[DIGITAL Business Africa] – En marge de la 14ᵉ conférence ministérielle de l’OMC (MC14), un événement de haut niveau coorganisé avec le Centre du commerce international (CCI) a mis en lumière les avancées concrètes du Fonds WEIDE. La Directrice générale de l’OMC, Ngozi Okonjo-Iweala, y a réaffirmé sa volonté de passer des paroles aux actes en mobilisant le levier numérique pour l’autonomisation économique des femmes.
Deux ans après son lancement symbolique à Abou Dhabi, le fonds « Women Exporters in the Digital Economy » (WEIDE) passe à la vitesse supérieure. Ce 25 mars 2026, lors de son allocution d’ouverture marquant un tournant décisif, la Directrice générale de l’Organisation mondiale du commerce (OMC), Ngozi Okonjo-Iweala, a dressé un bilan opérationnel prometteur de cette initiative dédiée aux femmes entrepreneures opérant dans l’économie numérique.
De l’ambition à la concrétisation budgétaire
Le ton était pragmatique et résolument tourné vers les résultats. Rappelant son impatience passée face aux longs débats stériles, Ngozi Okonjo-Iweala a martelé :
« Aujourd’hui, je suis fière de dire : nous ne nous contentons plus de parler, nous agissons. Vous vous souvenez, j’avais dit que j’en avais assez des discours. Il est temps de passer à l’action. »
La preuve par les chiffres : le fonds WEIDE est désormais opérationnel. Ce mois-ci marque le premier versement de subventions, pour un montant total de 1,7 million de dollars. Actuellement, près de 300 femmes entrepreneures bénéficient déjà de ce soutien, combinant assistance technique ciblée et aide financière directe.
Cette phase opérationnelle fait suite à une sélection rigoureuse. Quatre organismes de soutien aux entreprises (OSE) ont été retenus via un modèle compétitif par pays, représentant la Jordanie, la Mongolie, la République dominicaine et, notablement pour le continent, le Nigéria.
Le numérique, catalyseur face au déficit de financement
L’engouement pour le programme révèle un besoin critique.
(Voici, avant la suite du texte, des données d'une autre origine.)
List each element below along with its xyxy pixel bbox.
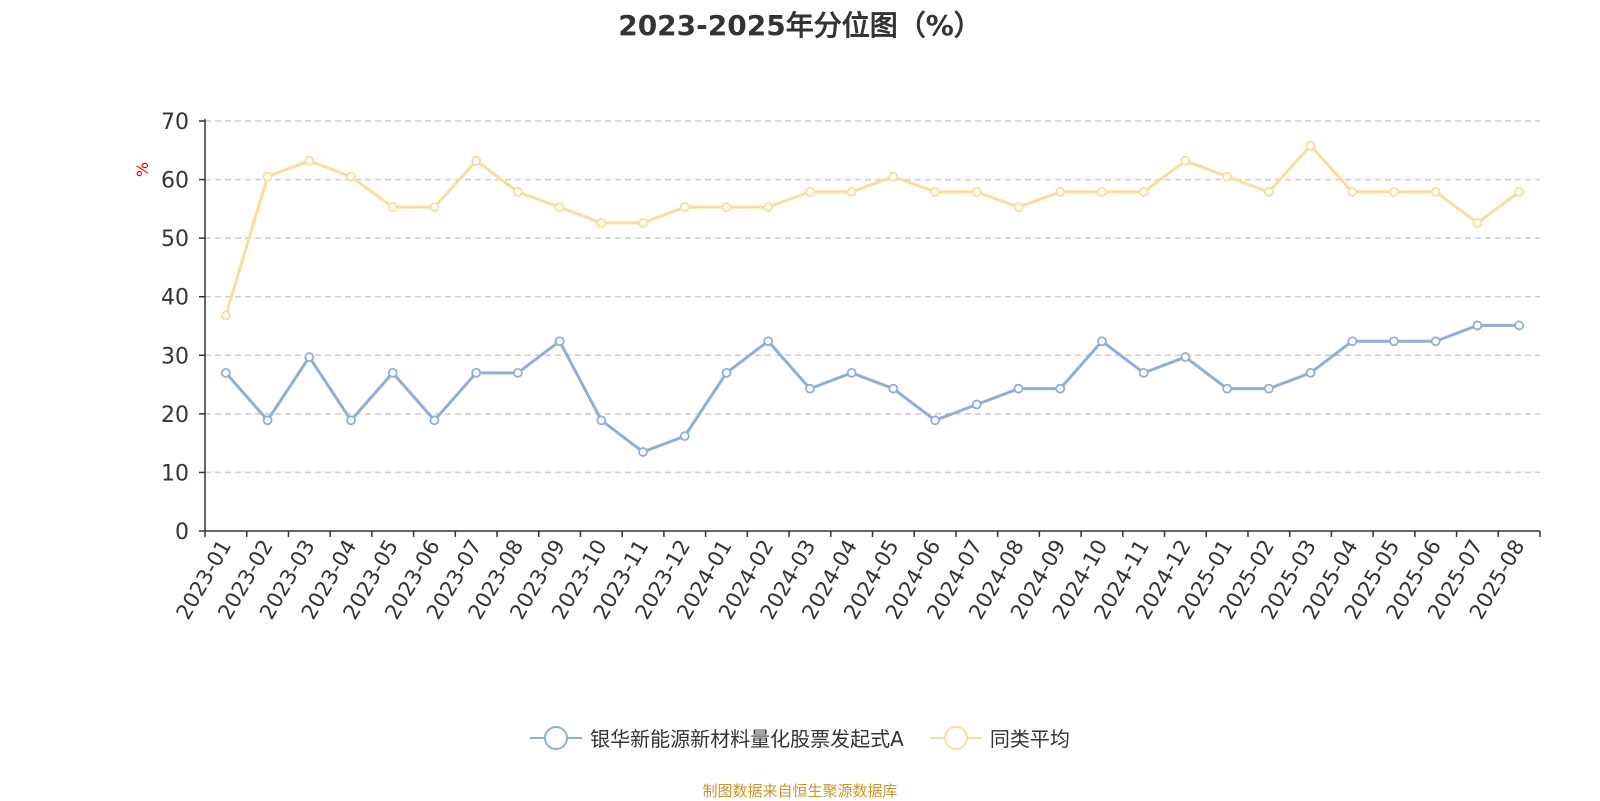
chart-title: 2023-2025年分位图（%） bbox=[618, 9, 982, 42]
data-point-series-1 bbox=[846, 367, 857, 378]
data-point-series-1 bbox=[930, 415, 940, 426]
data-point-series-2 bbox=[971, 186, 982, 197]
data-point-series-1 bbox=[471, 367, 482, 378]
data-point-series-2 bbox=[471, 155, 482, 166]
data-point-series-1 bbox=[763, 336, 774, 347]
y-axis-title: % bbox=[133, 162, 152, 177]
data-point-series-1 bbox=[1180, 352, 1191, 362]
data-point-series-1 bbox=[1347, 336, 1358, 347]
data-point-series-2 bbox=[429, 202, 440, 213]
legend-item-series-2[interactable]: 同类平均 bbox=[929, 723, 1070, 752]
data-point-series-1 bbox=[429, 415, 440, 426]
data-point-series-2 bbox=[346, 171, 356, 182]
data-point-series-1 bbox=[1263, 383, 1274, 394]
data-point-series-2 bbox=[1263, 186, 1274, 197]
data-point-series-1 bbox=[1472, 320, 1483, 331]
data-point-series-2 bbox=[1389, 186, 1399, 197]
legend-marker-series-1-icon bbox=[530, 725, 583, 750]
data-point-series-1 bbox=[554, 336, 565, 347]
y-tick-label: 40 bbox=[161, 286, 189, 311]
y-tick-label: 0 bbox=[175, 520, 189, 545]
data-point-series-2 bbox=[512, 186, 523, 197]
data-point-series-2 bbox=[1514, 186, 1525, 197]
y-tick-label: 50 bbox=[161, 227, 189, 252]
data-point-series-1 bbox=[1138, 367, 1149, 378]
data-point-series-2 bbox=[1347, 186, 1358, 197]
grid-lines bbox=[205, 120, 1540, 474]
data-point-series-1 bbox=[1222, 383, 1233, 394]
y-tick-label: 70 bbox=[161, 110, 189, 135]
data-point-series-2 bbox=[679, 202, 690, 213]
source-note: 制图数据来自恒生聚源数据库 bbox=[702, 782, 898, 800]
data-point-series-1 bbox=[1389, 336, 1399, 347]
data-point-series-1 bbox=[1305, 367, 1316, 378]
data-point-series-2 bbox=[262, 171, 273, 182]
data-point-series-2 bbox=[888, 171, 899, 182]
data-point-series-2 bbox=[1097, 186, 1107, 197]
legend-label-series-1: 银华新能源新材料量化股票发起式A bbox=[590, 727, 904, 751]
data-point-series-2 bbox=[1305, 140, 1316, 151]
data-point-series-1 bbox=[1430, 336, 1441, 347]
data-point-series-1 bbox=[262, 415, 273, 426]
data-point-series-2 bbox=[846, 186, 857, 197]
data-point-series-2 bbox=[1430, 186, 1441, 197]
axes: 010203040506070%2023-012023-022023-03202… bbox=[133, 110, 1541, 623]
data-point-series-2 bbox=[554, 202, 565, 213]
data-point-series-2 bbox=[387, 202, 398, 213]
data-point-series-2 bbox=[304, 155, 315, 166]
data-point-series-1 bbox=[888, 383, 899, 394]
data-point-series-2 bbox=[1055, 186, 1066, 197]
data-point-series-1 bbox=[512, 367, 523, 378]
data-point-series-2 bbox=[930, 186, 940, 197]
data-point-series-1 bbox=[638, 447, 648, 457]
data-point-series-2 bbox=[763, 202, 774, 213]
data-point-series-2 bbox=[638, 218, 648, 228]
y-tick-label: 20 bbox=[161, 403, 189, 428]
data-point-series-2 bbox=[1138, 186, 1149, 197]
data-point-series-2 bbox=[596, 218, 607, 228]
data-point-series-1 bbox=[1097, 336, 1107, 347]
series-line-1 bbox=[224, 323, 1520, 454]
y-tick-label: 60 bbox=[161, 169, 189, 194]
data-point-series-1 bbox=[220, 367, 231, 378]
data-point-series-1 bbox=[805, 383, 815, 394]
data-point-series-2 bbox=[805, 186, 815, 197]
data-point-series-2 bbox=[1472, 218, 1483, 228]
data-point-series-1 bbox=[1514, 320, 1525, 331]
legend-item-series-1[interactable]: 银华新能源新材料量化股票发起式A bbox=[530, 723, 904, 752]
legend: 银华新能源新材料量化股票发起式A 同类平均 bbox=[0, 723, 1600, 752]
data-point-series-1 bbox=[971, 399, 982, 410]
data-point-series-2 bbox=[220, 310, 231, 321]
legend-label-series-2: 同类平均 bbox=[989, 727, 1070, 751]
data-point-series-2 bbox=[1180, 155, 1191, 166]
data-point-series-2 bbox=[1013, 202, 1024, 213]
data-point-series-2 bbox=[721, 202, 732, 213]
data-point-series-1 bbox=[346, 415, 356, 426]
y-tick-label: 30 bbox=[161, 344, 189, 369]
data-point-series-1 bbox=[679, 431, 690, 442]
series-lines bbox=[220, 140, 1525, 457]
series-line-2 bbox=[224, 144, 1521, 316]
data-point-series-1 bbox=[721, 367, 732, 378]
y-tick-label: 10 bbox=[161, 461, 189, 486]
legend-marker-series-2-icon bbox=[929, 725, 982, 750]
data-point-series-1 bbox=[387, 367, 398, 378]
data-point-series-1 bbox=[596, 415, 607, 426]
data-point-series-2 bbox=[1222, 171, 1233, 182]
data-point-series-1 bbox=[1013, 383, 1024, 394]
data-point-series-1 bbox=[1055, 383, 1066, 394]
data-point-series-1 bbox=[304, 352, 315, 362]
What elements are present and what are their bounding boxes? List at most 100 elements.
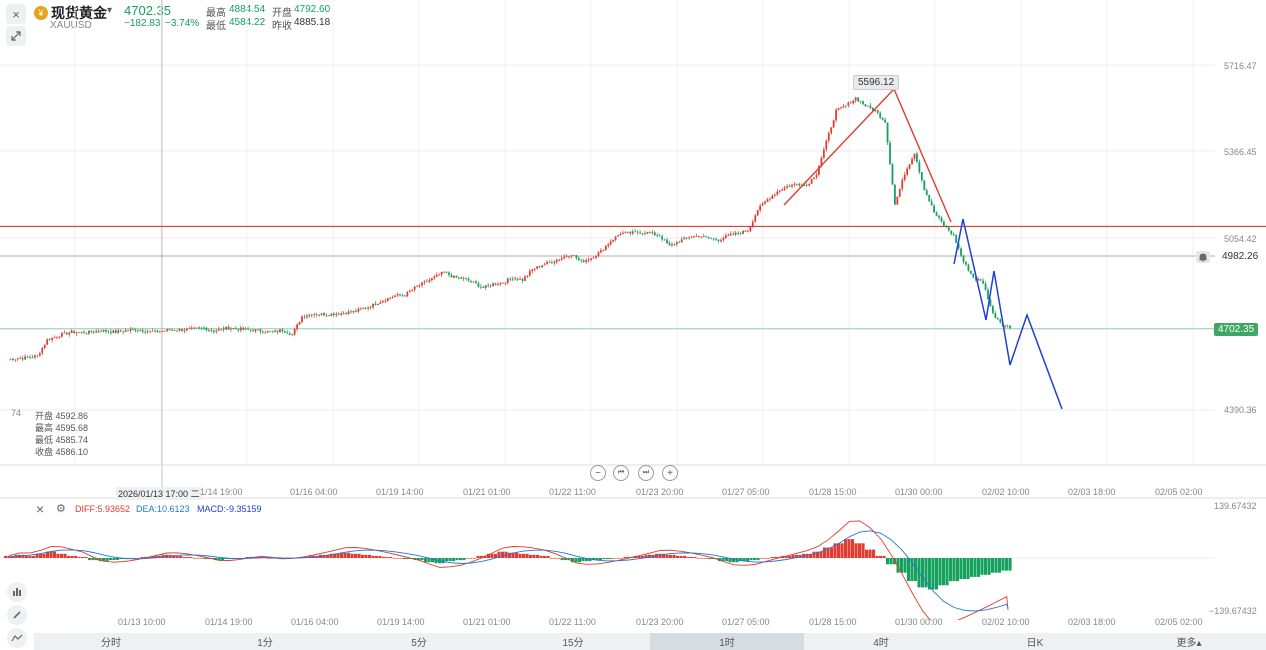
candle-body: [996, 317, 999, 320]
zoom-in-button[interactable]: +: [662, 465, 678, 481]
red-trend-drawing[interactable]: [783, 87, 952, 223]
indicator-tool-button[interactable]: [7, 582, 27, 602]
macd-histogram-bar: [168, 554, 172, 558]
blue-wave-drawing[interactable]: [953, 218, 1063, 410]
candle-body: [666, 239, 668, 244]
bell-icon[interactable]: [1196, 251, 1210, 263]
macd-histogram-bar: [592, 558, 596, 561]
macd-histogram-bar: [483, 555, 487, 558]
macd-histogram-bar: [553, 558, 557, 559]
period-tab[interactable]: 日K: [1026, 638, 1044, 649]
candle-body: [359, 308, 362, 310]
macd-time-axis-label: 01/19 14:00: [377, 617, 425, 627]
period-tab[interactable]: 1分: [257, 638, 273, 649]
macd-time-axis-label: 02/03 18:00: [1068, 617, 1116, 627]
time-axis-label: 02/03 18:00: [1068, 487, 1116, 497]
macd-histogram-bar: [644, 554, 648, 558]
candle-body: [526, 275, 529, 277]
candle-body: [528, 270, 531, 276]
macd-histogram-bar: [32, 555, 36, 558]
candle-body: [276, 330, 279, 333]
macd-histogram-bar: [378, 555, 382, 558]
macd-histogram-bar: [907, 558, 911, 582]
candle-body: [519, 278, 521, 280]
macd-histogram-bar: [970, 558, 974, 577]
candle-body: [989, 299, 992, 307]
candle-body: [355, 310, 357, 312]
macd-time-axis-label: 01/13 10:00: [118, 617, 166, 627]
period-tab[interactable]: 15分: [562, 638, 584, 649]
alert-price-tag[interactable]: 4982.26: [1222, 251, 1259, 262]
macd-histogram-bar: [539, 555, 543, 558]
wave-icon: [11, 634, 23, 642]
candle-body: [847, 102, 850, 106]
draw-tool-button[interactable]: [7, 605, 27, 625]
zoom-out-button[interactable]: −: [590, 465, 606, 481]
candle-body: [879, 112, 882, 118]
candle-body: [840, 107, 842, 109]
period-tab[interactable]: 4时: [873, 638, 889, 649]
candle-body: [947, 227, 950, 231]
candle-body: [595, 255, 597, 258]
symbol-name[interactable]: 现货黄金: [51, 5, 107, 21]
candle-body: [340, 313, 343, 315]
macd-histogram-bar: [994, 558, 998, 573]
candle-body: [803, 184, 806, 186]
candle-body: [227, 326, 230, 330]
macd-close-icon[interactable]: ×: [36, 501, 45, 517]
macd-histogram-bar: [742, 558, 746, 562]
candle-body: [766, 199, 769, 202]
macd-histogram-bar: [343, 552, 347, 558]
candle-body: [979, 279, 982, 281]
macd-histogram-bar: [4, 555, 8, 558]
candle-body: [48, 339, 51, 341]
candlestick-chart[interactable]: [0, 0, 1266, 500]
candle-body: [156, 330, 159, 333]
macd-histogram-bar: [28, 555, 32, 558]
candle-body: [332, 313, 335, 316]
expand-button[interactable]: [6, 26, 26, 46]
candle-body: [21, 358, 24, 360]
candle-body: [195, 327, 198, 329]
macd-histogram-bar: [109, 558, 113, 561]
scroll-end-button[interactable]: ⏭: [638, 465, 654, 481]
candle-body: [208, 329, 210, 331]
candle-body: [724, 235, 727, 239]
candle-body: [511, 278, 514, 280]
period-tab[interactable]: 更多▴: [1176, 638, 1202, 649]
close-button[interactable]: ×: [6, 4, 26, 24]
candle-body: [649, 232, 651, 233]
symbol-dropdown-icon[interactable]: ▾: [107, 5, 113, 16]
period-tab[interactable]: 1时: [650, 633, 804, 650]
candle-body: [629, 231, 632, 234]
macd-histogram-bar: [882, 555, 886, 558]
candle-body: [982, 280, 984, 284]
macd-settings-icon[interactable]: ⚙: [56, 503, 66, 515]
period-tab[interactable]: 5分: [411, 638, 427, 649]
macd-histogram-bar: [620, 558, 624, 559]
candle-body: [83, 331, 85, 334]
period-tab[interactable]: 分时: [101, 638, 121, 649]
candle-body: [987, 289, 989, 300]
macd-histogram-bar: [809, 553, 813, 558]
candle-body: [678, 242, 681, 243]
candle-body: [70, 330, 73, 333]
candle-body: [874, 110, 877, 112]
candle-body: [590, 258, 592, 260]
candle-body: [58, 336, 61, 338]
macd-histogram-bar: [669, 554, 673, 558]
candle-body: [886, 122, 889, 143]
candle-body: [700, 236, 703, 238]
macd-histogram-bar: [711, 558, 715, 560]
macd-histogram-bar: [1008, 558, 1012, 571]
macd-histogram-bar: [46, 551, 50, 558]
candle-body: [835, 109, 837, 121]
scroll-start-button[interactable]: ⏮: [613, 465, 629, 481]
candle-body: [75, 332, 78, 334]
candle-body: [908, 164, 911, 169]
macd-histogram-bar: [322, 554, 326, 558]
candle-body: [283, 330, 286, 333]
candle-body: [928, 195, 931, 202]
trend-tool-button[interactable]: [7, 628, 27, 648]
candle-body: [482, 286, 485, 288]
Avec plus de 69 000 candidatures reçues, l’OMC et le CCI (dirigé par Pamela Coke Hamilton, saluée comme un partenaire clé) prennent la mesure du défi. Pour la DG de l’OMC, cette demande massive prouve que
« L’ambition est bien présente » et que les femmes sont prêtes, pourvu qu’elles reçoivent le soutien adéquat.
L’enjeu est crucial, car l’accès au capital reste le principal goulot d’étranglement. Ngozi Okonjo-Iweala a rappelé une réalité économique alarmante :
« À l’échelle mondiale, les entreprises dirigées par des femmes font face à un déficit de crédit estimé à 300 milliards de dollars dans l’économie formelle. Il ne s’agit pas seulement d’une contrainte, mais d’une occasion manquée de croissance mondiale. »
Dans ce contexte, le commerce numérique apparaît non seulement comme le segment le plus dynamique (avec une croissance de 10 % du commerce des services numériques en 2025), mais aussi comme un puissant levier d’inclusion. Il permet de réduire les barrières à l’entrée et de connecter directement les entrepreneures aux marchés mondiaux.
Objectif 2028 : tripler l’impact et réformer les politiques
Loin de se satisfaire de ces premiers succès, la dirigeante de l’OMC a fixé un cap ambitieux pour les deux années à venir : tripler le nombre de bénéficiaires pour atteindre au moins 1 000 femmes entrepreneures.
Pour y parvenir, la stratégie ne se limite pas aux programmes d’aide, mais vise également le niveau structurel et politique. Ngozi Okonjo-Iweala plaide pour une intégration systémique du genre dans l’architecture du commerce mondial.
« Je souhaite voir davantage d’accords commerciaux intégrant la dimension de genre – des accords qui reconnaissent les obstacles auxquels les femmes sont confrontées, qui promeuvent l’inclusion et qui luttent activement contre la discrimination. Car l’inclusion ne peut être une simple réflexion après coup ; elle doit être intégrée au système. »
Soutenue par des partenaires stratégiques tels que les Émirats arabes unis, le Qatar, le Royaume de Bahreïn et la FIFA, l’OMC, via son groupe de travail informel sur le commerce et l’égalité des sexes, s’attelle désormais à transformer l’essai. L’objectif final, comme l’a conclu la Directrice générale, n’est plus seulement d’inclure les femmes dans le commerce existant, mais bien de « repenser le commerce afin qu’il leur soit bénéfique ».